After completing the relevant examinations, and after full communication with the family members of the children, the ten-department neurosurgery team of the hospital carried out “neuroscopic transsphenoidal tumor resection for the children”. According to Ouyang Hui, this is a precise and minimally invasive operation. During the operation, a “hole” is made from the child’s nostril into the cranial sella area, and then the tumor is removed. The surgical trauma is small, and the child recovers quickly after the operation. Postoperative pathological diagnosis confirmed that the tumor was a craniopharyngioma.

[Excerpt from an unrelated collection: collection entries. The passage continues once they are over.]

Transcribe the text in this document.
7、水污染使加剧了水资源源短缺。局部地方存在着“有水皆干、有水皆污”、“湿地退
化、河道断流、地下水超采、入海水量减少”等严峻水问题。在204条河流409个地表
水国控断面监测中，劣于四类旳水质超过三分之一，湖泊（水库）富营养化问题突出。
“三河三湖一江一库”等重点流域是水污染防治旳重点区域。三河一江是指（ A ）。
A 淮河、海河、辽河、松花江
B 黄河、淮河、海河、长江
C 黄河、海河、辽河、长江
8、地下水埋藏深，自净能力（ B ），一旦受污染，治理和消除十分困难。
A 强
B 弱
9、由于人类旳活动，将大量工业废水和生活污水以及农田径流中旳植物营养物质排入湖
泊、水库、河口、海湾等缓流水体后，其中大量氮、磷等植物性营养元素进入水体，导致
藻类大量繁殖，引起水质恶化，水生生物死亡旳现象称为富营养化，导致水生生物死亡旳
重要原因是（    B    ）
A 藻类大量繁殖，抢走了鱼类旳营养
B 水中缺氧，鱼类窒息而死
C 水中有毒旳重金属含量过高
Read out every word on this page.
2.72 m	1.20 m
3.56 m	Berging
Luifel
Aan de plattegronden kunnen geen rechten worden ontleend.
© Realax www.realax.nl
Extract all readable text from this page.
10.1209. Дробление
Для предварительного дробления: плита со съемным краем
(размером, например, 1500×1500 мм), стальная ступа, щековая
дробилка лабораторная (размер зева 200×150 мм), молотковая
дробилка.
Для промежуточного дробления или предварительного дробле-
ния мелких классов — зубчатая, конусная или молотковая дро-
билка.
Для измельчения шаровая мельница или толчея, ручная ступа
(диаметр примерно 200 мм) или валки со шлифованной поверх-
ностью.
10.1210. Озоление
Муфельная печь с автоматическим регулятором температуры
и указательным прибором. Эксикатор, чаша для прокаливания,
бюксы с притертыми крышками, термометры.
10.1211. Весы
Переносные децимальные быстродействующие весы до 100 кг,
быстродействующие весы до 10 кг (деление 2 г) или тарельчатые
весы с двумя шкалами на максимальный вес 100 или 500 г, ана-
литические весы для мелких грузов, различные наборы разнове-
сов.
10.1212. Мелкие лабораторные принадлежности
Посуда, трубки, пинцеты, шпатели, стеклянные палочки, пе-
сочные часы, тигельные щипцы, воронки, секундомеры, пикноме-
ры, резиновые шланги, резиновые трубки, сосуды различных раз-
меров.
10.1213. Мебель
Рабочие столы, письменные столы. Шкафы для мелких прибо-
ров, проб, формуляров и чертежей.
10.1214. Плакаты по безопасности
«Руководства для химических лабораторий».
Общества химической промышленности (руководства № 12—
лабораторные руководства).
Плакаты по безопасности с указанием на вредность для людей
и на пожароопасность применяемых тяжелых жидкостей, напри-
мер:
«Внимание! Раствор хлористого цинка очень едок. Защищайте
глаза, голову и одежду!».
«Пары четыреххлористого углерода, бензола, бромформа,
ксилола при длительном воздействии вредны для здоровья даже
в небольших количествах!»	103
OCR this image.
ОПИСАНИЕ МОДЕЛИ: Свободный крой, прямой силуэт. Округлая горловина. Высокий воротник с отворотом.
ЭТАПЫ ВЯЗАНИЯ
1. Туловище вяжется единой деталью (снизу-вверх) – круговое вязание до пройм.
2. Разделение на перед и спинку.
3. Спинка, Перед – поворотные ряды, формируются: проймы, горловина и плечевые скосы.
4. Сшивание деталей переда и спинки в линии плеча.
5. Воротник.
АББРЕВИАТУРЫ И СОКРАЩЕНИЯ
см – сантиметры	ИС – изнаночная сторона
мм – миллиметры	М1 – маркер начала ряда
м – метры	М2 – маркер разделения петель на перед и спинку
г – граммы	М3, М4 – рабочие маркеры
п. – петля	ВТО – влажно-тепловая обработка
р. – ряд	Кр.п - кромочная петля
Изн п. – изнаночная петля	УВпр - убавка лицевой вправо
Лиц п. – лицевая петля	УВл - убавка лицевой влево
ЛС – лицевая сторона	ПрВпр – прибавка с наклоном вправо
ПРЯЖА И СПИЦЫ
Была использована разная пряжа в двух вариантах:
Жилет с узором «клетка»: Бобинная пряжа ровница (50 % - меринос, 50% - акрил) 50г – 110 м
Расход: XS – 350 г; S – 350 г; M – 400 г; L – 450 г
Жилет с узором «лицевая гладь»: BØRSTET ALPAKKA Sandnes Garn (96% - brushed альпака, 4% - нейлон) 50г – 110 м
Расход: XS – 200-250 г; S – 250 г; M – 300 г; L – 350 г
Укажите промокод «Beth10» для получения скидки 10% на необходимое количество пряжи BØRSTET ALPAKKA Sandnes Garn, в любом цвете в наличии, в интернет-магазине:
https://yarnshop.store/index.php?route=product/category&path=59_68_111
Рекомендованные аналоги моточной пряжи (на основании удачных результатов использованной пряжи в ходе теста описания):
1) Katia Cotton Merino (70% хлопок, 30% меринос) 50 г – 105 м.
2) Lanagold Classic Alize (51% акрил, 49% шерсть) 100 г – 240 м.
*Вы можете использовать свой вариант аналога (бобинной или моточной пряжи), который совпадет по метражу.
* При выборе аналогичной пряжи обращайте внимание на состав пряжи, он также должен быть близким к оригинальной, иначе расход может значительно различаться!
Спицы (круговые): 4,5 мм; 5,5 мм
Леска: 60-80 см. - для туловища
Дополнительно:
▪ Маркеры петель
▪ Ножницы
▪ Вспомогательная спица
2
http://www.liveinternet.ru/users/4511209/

Preoperative examination image, the blue area is the tumor

“I never thought that the vision loss may be a problem with the head.” After learning of her son’s cause, Chen Fang felt regret for not seeking medical attention as soon as possible. After the operation, the visual acuity of the child’s right eye improved significantly, the left eye recovered from no light perception to light perception, and the handwriting became neat and no longer skewed.

Ouyang Hui introduced that larger craniopharyngiomas are easy to compress and damage the optic nerve, so most patients will have symptoms such as decreased vision and visual field defects. In adolescents, craniopharyngiomas can also affect growth and development. He reminded that vision damage caused by craniopharyngioma is often difficult to recover once the best time for treatment is missed. If the child’s vision is rapidly declining, parents must take the child to seek medical attention in time.